O servidor público Celso Alexandre Rodrigues, de 45 anos, relata melhoria na respiração e paladar a partir do primeiro mês de tratamento.
“Minha resistência física melhorou 200% sem o cigarro”, afirma ele.
Fumante desde os 14 anos, há 4 meses ele decidiu parar.
Celso conta que chegou a fumar 30 cigarros ao dia, ou seja, uma carteira e meia.
Mas, nos meses anteriores à decisão de parar, já havia reduzido para uma média diária de três cigarros.
Para diminuir a quantidade de cigarros, criou algumas estratégias.
Uma delas foi deixar o cigarro no carro, distante do local de trabalho.
Celso não esconde que têm muitos momentos em que ainda pensa em voltar a fumar.
Em alguns deles, admite, se vê muito perto da recaída.
“No último fim de semana, em uma festa em família, tocando violão e bebendo na companhia de fumantes, por pouco, não fumei”, confessa.
Ele conta que em sua família ainda há muitos dependentes do tabaco.
Há, também, parentes que entenderam ou foram forçados a parar.
“Teve um irmão que infartou.
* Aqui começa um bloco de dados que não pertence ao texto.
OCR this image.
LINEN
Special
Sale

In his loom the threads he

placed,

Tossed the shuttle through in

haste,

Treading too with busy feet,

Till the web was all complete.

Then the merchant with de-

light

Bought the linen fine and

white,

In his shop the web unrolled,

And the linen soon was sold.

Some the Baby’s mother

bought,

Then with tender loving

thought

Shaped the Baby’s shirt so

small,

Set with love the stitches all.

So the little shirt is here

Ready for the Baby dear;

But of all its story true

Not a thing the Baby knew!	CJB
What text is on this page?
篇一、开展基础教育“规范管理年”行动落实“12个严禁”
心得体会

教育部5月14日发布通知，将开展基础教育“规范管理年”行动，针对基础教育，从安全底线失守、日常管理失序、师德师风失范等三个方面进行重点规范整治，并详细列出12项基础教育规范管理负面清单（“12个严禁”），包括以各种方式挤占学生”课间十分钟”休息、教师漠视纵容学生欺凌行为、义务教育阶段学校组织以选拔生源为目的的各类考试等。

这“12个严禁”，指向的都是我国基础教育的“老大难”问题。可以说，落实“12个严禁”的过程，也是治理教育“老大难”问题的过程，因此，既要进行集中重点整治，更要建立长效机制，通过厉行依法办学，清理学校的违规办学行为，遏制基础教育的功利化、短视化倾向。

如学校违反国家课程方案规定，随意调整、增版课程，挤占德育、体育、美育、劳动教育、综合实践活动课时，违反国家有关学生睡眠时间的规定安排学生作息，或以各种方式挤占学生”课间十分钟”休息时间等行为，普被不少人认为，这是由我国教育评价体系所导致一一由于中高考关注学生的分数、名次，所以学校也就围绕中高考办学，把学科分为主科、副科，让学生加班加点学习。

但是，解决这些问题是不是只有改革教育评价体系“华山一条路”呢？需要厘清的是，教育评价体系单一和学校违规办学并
Foi há cinco anos. Ele parou de fumar. Há um irmão que parou sem diagnóstico de doença, por preocupação com a saúde mesmo. Mas tem uma irmã e muitos primos e outros parentes que ainda fumam”, conta.
Lembrar da vinculação do tabagismo com as mortes na UTI no local onde trabalha com faturamento financeiro, segundo ele, o faz persistir.
“Parada cardíaca, insuficiência respiratória, infecções, dificuldade de cicatrização… Tem muitas coisas que o cigarro causa”, avalia ele.
Celso é marido de Oriana. A união deles é recente, tem pouco mais de um ano.
Não houve imposição por parte dela para que ele parasse de fumar.
Mas, Oriana é sua maior apoiadora no processo para se libertar do vício.
“Reconheço que, muitas vezes, fico facilmente irritado, em casa e no trabalho”, diz.
“A nicotina faz falta no organismo. Nesses momentos, saio, respiro e fundo, sabendo que isso vai passar, que vou superar”, avalia, confiante.
Incentivado por Oriana, Celso é um dos integrantes do grupo de tratamento do tabagismo do Bela Vista.
“O grupo é um lugar bom de estar. Vejo uma pessoa fortalecendo a outra, buscando mutuamente o bem-estar e a saúde”, completa.